Sereja and GCD 2

下面的做法会超时

Read problems statements in Mandarin Chinese, Russian and Vietnamese as well.

Sereja asks you to find out number of arrays A of size N, i.e. A₁, A₂, ..., A_N (1 ≤ A_i ≤ M), such that for each pair i, j (1 ≤ i < j ≤ N) gcd(A_i, A_j) = 1.

As the answer could be large, print it modulo 10⁹ + 7 (1000000007).

Input

First line of the input contain an integer T - number of test cases.

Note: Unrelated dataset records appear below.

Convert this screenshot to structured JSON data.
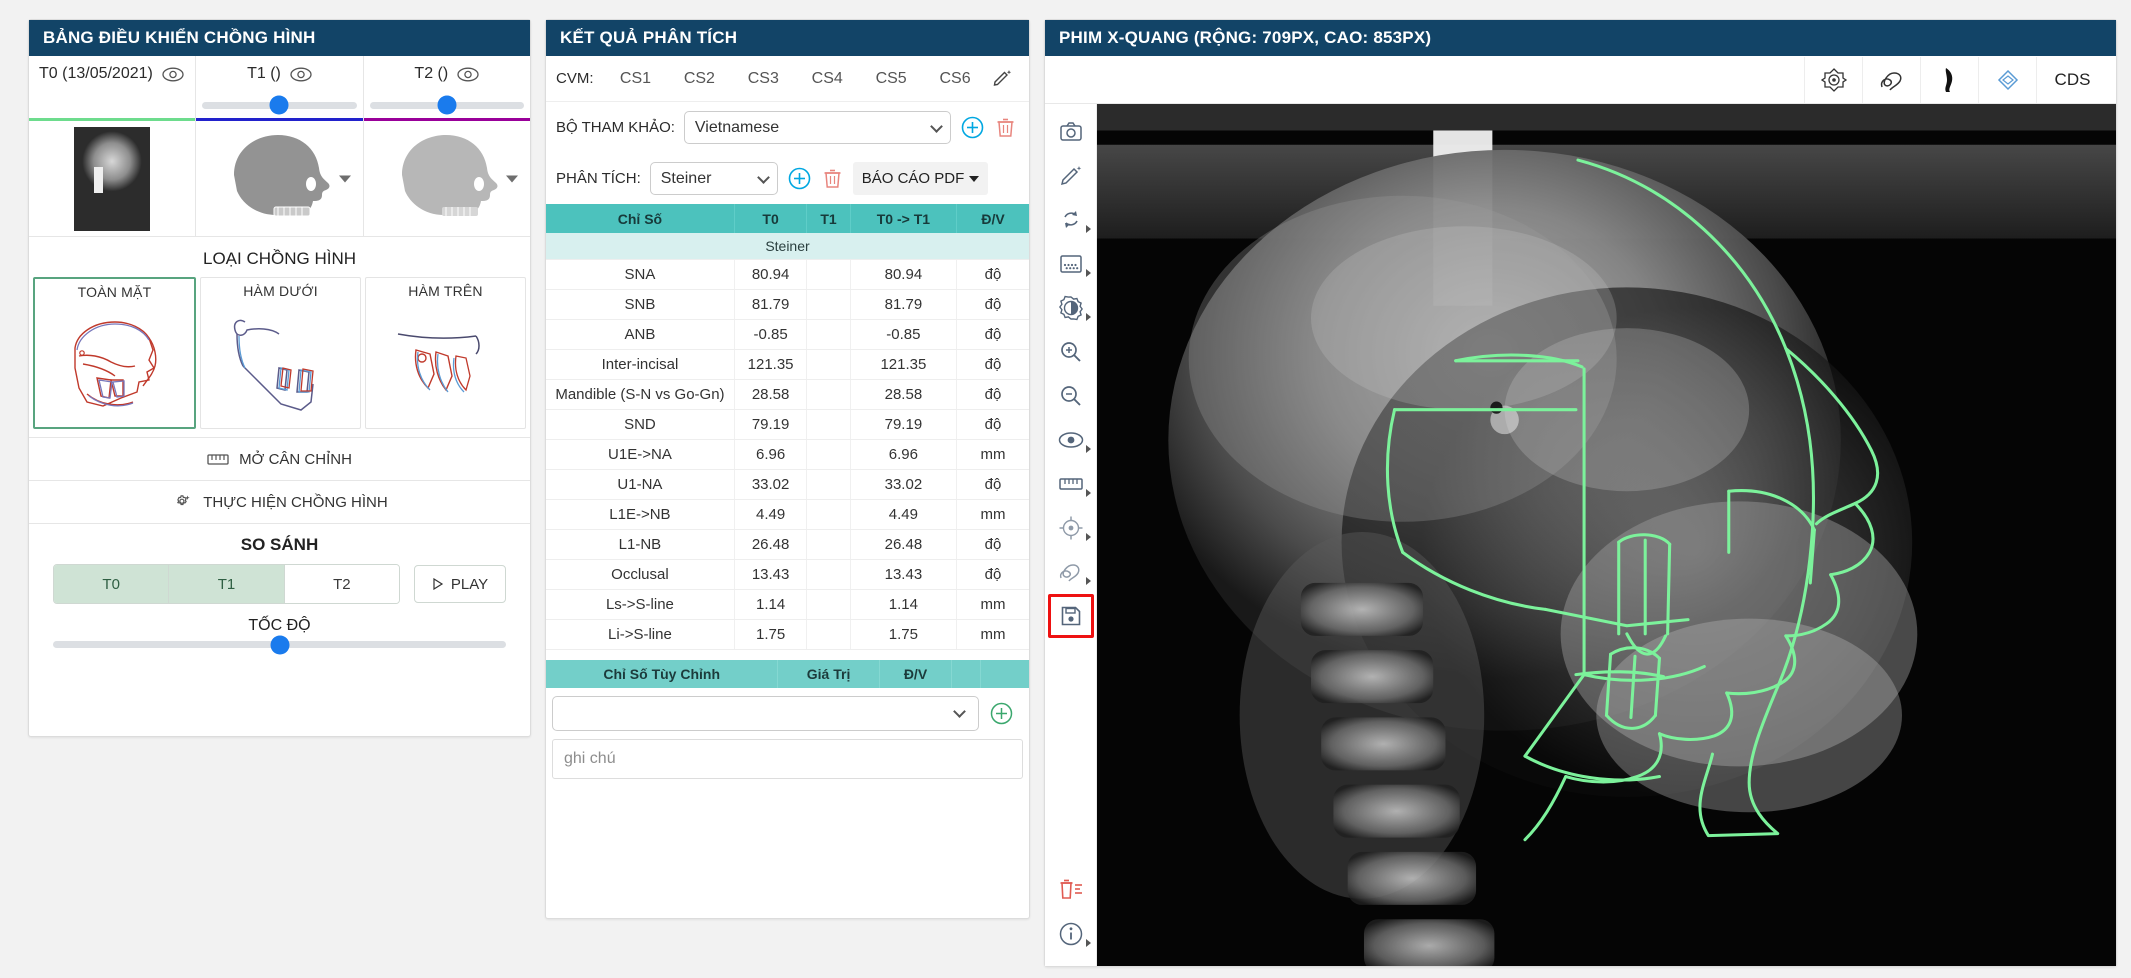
{
  "left_panel": {
    "title": "BẢNG ĐIỀU KHIỂN CHỒNG HÌNH",
    "timepoints": [
      {
        "label": "T0 (13/05/2021)",
        "accent": "#6ddc8d",
        "has_slider": false,
        "slider_pct": 0
      },
      {
        "label": "T1 ()",
        "accent": "#2222cc",
        "has_slider": true,
        "slider_pct": 50
      },
      {
        "label": "T2 ()",
        "accent": "#990099",
        "has_slider": true,
        "slider_pct": 50
      }
    ],
    "overlay_type_label": "LOẠI CHỒNG HÌNH",
    "overlay_types": [
      {
        "label": "TOÀN MẶT",
        "selected": true
      },
      {
        "label": "HÀM DƯỚI",
        "selected": false
      },
      {
        "label": "HÀM TRÊN",
        "selected": false
      }
    ],
    "open_calibration": "MỞ CÂN CHỈNH",
    "run_superimposition": "THỰC HIỆN CHỒNG HÌNH",
    "compare_title": "SO SÁNH",
    "compare_buttons": [
      {
        "label": "T0",
        "active": true
      },
      {
        "label": "T1",
        "active": true
      },
      {
        "label": "T2",
        "active": false
      }
    ],
    "play_label": "PLAY",
    "speed_label": "TỐC ĐỘ",
    "speed_pct": 50
  },
  "mid_panel": {
    "title": "KẾT QUẢ PHÂN TÍCH",
    "cvm_label": "CVM:",
    "cvm_stages": [
      "CS1",
      "CS2",
      "CS3",
      "CS4",
      "CS5",
      "CS6"
    ],
    "reference_label": "BỘ THAM KHẢO:",
    "reference_value": "Vietnamese",
    "analysis_label": "PHÂN TÍCH:",
    "analysis_value": "Steiner",
    "pdf_button": "BÁO CÁO PDF",
    "table": {
      "headers": [
        "Chỉ Số",
        "T0",
        "T1",
        "T0 -> T1",
        "Đ/V"
      ],
      "group_label": "Steiner",
      "rows": [
        {
          "name": "SNA",
          "t0": "80.94",
          "t0_color": "blue",
          "t1": "",
          "delta": "80.94",
          "unit": "độ"
        },
        {
          "name": "SNB",
          "t0": "81.79",
          "t0_color": "normal",
          "t1": "",
          "delta": "81.79",
          "unit": "độ"
        },
        {
          "name": "ANB",
          "t0": "-0.85",
          "t0_color": "blue",
          "t1": "",
          "delta": "-0.85",
          "unit": "độ"
        },
        {
          "name": "Inter-incisal",
          "t0": "121.35",
          "t0_color": "normal",
          "t1": "",
          "delta": "121.35",
          "unit": "độ"
        },
        {
          "name": "Mandible (S-N vs Go-Gn)",
          "t0": "28.58",
          "t0_color": "normal",
          "t1": "",
          "delta": "28.58",
          "unit": "độ"
        },
        {
          "name": "SND",
          "t0": "79.19",
          "t0_color": "normal",
          "t1": "",
          "delta": "79.19",
          "unit": "độ"
        },
        {
          "name": "U1E->NA",
          "t0": "6.96",
          "t0_color": "red",
          "t1": "",
          "delta": "6.96",
          "unit": "mm"
        },
        {
          "name": "U1-NA",
          "t0": "33.02",
          "t0_color": "red",
          "t1": "",
          "delta": "33.02",
          "unit": "độ"
        },
        {
          "name": "L1E->NB",
          "t0": "4.49",
          "t0_color": "normal",
          "t1": "",
          "delta": "4.49",
          "unit": "mm"
        },
        {
          "name": "L1-NB",
          "t0": "26.48",
          "t0_color": "normal",
          "t1": "",
          "delta": "26.48",
          "unit": "độ"
        },
        {
          "name": "Occlusal",
          "t0": "13.43",
          "t0_color": "normal",
          "t1": "",
          "delta": "13.43",
          "unit": "độ"
        },
        {
          "name": "Ls->S-line",
          "t0": "1.14",
          "t0_color": "normal",
          "t1": "",
          "delta": "1.14",
          "unit": "mm"
        },
        {
          "name": "Li->S-line",
          "t0": "1.75",
          "t0_color": "normal",
          "t1": "",
          "delta": "1.75",
          "unit": "mm"
        }
      ]
    },
    "custom_table": {
      "headers": [
        "Chỉ Số Tùy Chỉnh",
        "Giá Trị",
        "Đ/V",
        "",
        ""
      ],
      "select_value": ""
    },
    "note_placeholder": "ghi chú"
  },
  "right_panel": {
    "title": "PHIM X-QUANG (RỘNG: 709PX, CAO: 853PX)",
    "top_tools": [
      {
        "name": "target-icon",
        "label": ""
      },
      {
        "name": "curve-trace-icon",
        "label": ""
      },
      {
        "name": "profile-shape-icon",
        "label": ""
      },
      {
        "name": "layers-icon",
        "label": ""
      },
      {
        "name": "cds-label",
        "label": "CDS"
      }
    ],
    "side_tools": [
      {
        "name": "camera-icon",
        "caret": false,
        "selected": false,
        "danger": false
      },
      {
        "name": "pencil-add-icon",
        "caret": false,
        "selected": false,
        "danger": false
      },
      {
        "name": "rotate-icon",
        "caret": true,
        "selected": false,
        "danger": false
      },
      {
        "name": "filter-grid-icon",
        "caret": true,
        "selected": false,
        "danger": false
      },
      {
        "name": "brightness-contrast-icon",
        "caret": true,
        "selected": false,
        "danger": false
      },
      {
        "name": "zoom-in-icon",
        "caret": false,
        "selected": false,
        "danger": false
      },
      {
        "name": "zoom-out-icon",
        "caret": false,
        "selected": false,
        "danger": false
      },
      {
        "name": "eye-icon",
        "caret": true,
        "selected": false,
        "danger": false
      },
      {
        "name": "ruler-icon",
        "caret": true,
        "selected": false,
        "danger": false
      },
      {
        "name": "crosshair-icon",
        "caret": true,
        "selected": false,
        "danger": false
      },
      {
        "name": "curve-trace-icon",
        "caret": true,
        "selected": false,
        "danger": false
      },
      {
        "name": "save-icon",
        "caret": false,
        "selected": true,
        "danger": false
      }
    ],
    "side_tools_bottom": [
      {
        "name": "delete-list-icon",
        "caret": false,
        "selected": false,
        "danger": true
      },
      {
        "name": "info-icon",
        "caret": true,
        "selected": false,
        "danger": false
      }
    ]
  },
  "colors": {
    "panel_header": "#124467",
    "table_header": "#4cc2bd",
    "group_row": "#d8f0ef",
    "accent_blue": "#1a7bed",
    "trace_green": "#7cf29b",
    "selected_green": "#58a47f",
    "selection_red": "#ee1111"
  }
}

T tests follow. First line of each test case contain two space separated integers N, M.

Output

For each test case output required answer modulo 10^9 + 7.

Constraints

• 1 ≤ T ≤ 10
• 1 ≤ N ≤ 10⁵
• 1 ≤ M ≤ 100

Subtasks

• Subtask #1: (10 points, TL = 5 secs) 1 ≤ N, M ≤ 10
• Subtask #2: (25 points, TL = 5 secs) 1 ≤ N ≤ 100
• Subtask #3: (65 points, TL = 5 secs) original

Example

Input:
2
1 1
3 3

Output:
1
13

#include<bits/stdc++.h>
using namespace std;
typedef long long ll;
const ll mod=1e9+7;
int gcd[110][110];
int ggcd(int a,int b){
    if(b==0)return a;
    return ggcd(b,a%b);
}
const int N=1e5+10;

int m,n;
int ans;
int val[N];

void dfs(int cur){
    if(cur==n){
        ans++;
        return ;
    }
    for(int i=1;i<=m;i++){
        if(cur==0){
            val[cur]=i;
            dfs(cur+1);
        }else{
            val[cur]=i;
            bool flag=true;
            for(int j=0;j<cur;j++)
            if(gcd[val[cur]][val[j]]!=1){
                flag=false;
                break;
            }
            if(flag)dfs(cur+1);
        }
    }
}


int main(){
    for(int i=1;i<=100;i++)
    for(int j=i;j<=100;j++)
    gcd[i][j]=gcd[j][i]=ggcd(i,j);
    int t;
    cin>>t;
    while(t--){
        cin>>n>>m;
        ans=0;
        dfs(0);
        cout<<ans<<endl;
    }
}